Higher Education and Career-Ready Graduates: New Surveys Offer Insight into America’s Opinions
The results of two new surveys released Tuesday reveal some of America’s views on both the future of higher education as well as its role in producing desirable outcomes, particularly career-ready graduates. Under Northeastern University’s sponsorship, FTI Consulting surveyed 263 hiring managers in July as well as 1,000 adult Americans in August. Here are some of their findings:
- Americans continue to see the value in higher education, but are concerned that the system does not adequately prepare graduates for their careers. Respondents ranked “level of education” as the most important factor in determining a job candidate’s success; yet, 62 percent said colleges currently do only a fair to poor job of preparing graduates for the workforce. That said, 79 percent believe their own college education prepared them well.

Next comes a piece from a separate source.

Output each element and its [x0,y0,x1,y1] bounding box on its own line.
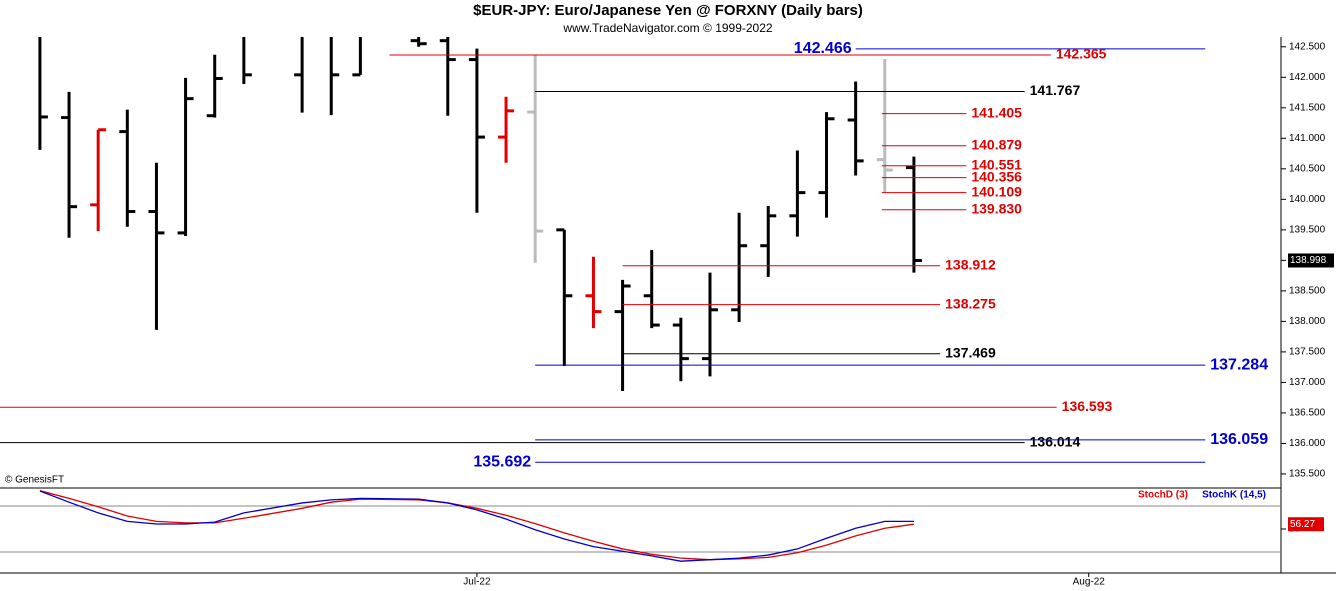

- Americans are conflicted about who has the greatest responsibility to train recent graduates for the workplace: employers (36 percent), colleges/universities (29 percent) or the graduates themselves (35 percent). When Americans were asked why U.S. companies are struggling to find good job candidates, the most common response was that companies are not investing enough in training new hires. However, 87 percent of Americans assert that higher education must change in order to maintain an internationally competitive workforce.
- Americans and business leaders value “soft” skills, like problem-solving and communication, over “hard” industry-specific skills. Most Americans (65 percent) and business leaders (73 percent) believe that, for people on the job market, “being well-rounded with a range of abilities is more important than having industry experience because job-specific skills can be learned at work.”
- Americans and business leaders agree that experiential learning is highly valuable to students’ careers. Nearly all Americans (89 percent) and business leaders (74 percent) believe that students are more successful in their careers if they have work experience from a field-related internship or job. Both groups agree the most important step the U.S. can take to better prepare colleges students is to broaden the professional work programs available to them.
- Although most Americans (67 percent) think colleges should adopt new technologies and interactive teaching methods, they have doubts about MOOCs and online degrees. Less than 30 percent of Americans and business leaders believe MOOCs are of the same quality as in-person courses, and only 37 percent of Americans would consider completing a postsecondary degree solely online. However, about half of all respondents believe MOOCs will transform education in the US and that online degrees will be equally accepted by employers within 5 to 7 years.
My take-away from all this, to summarize, is: Americans and business leaders believe that people on the job market need a college education, some professional work experience, and a well-rounded skill-set and in order to succeed. However, they also believe that colleges, businesses, and the government must play a role in helping students garner those qualifications.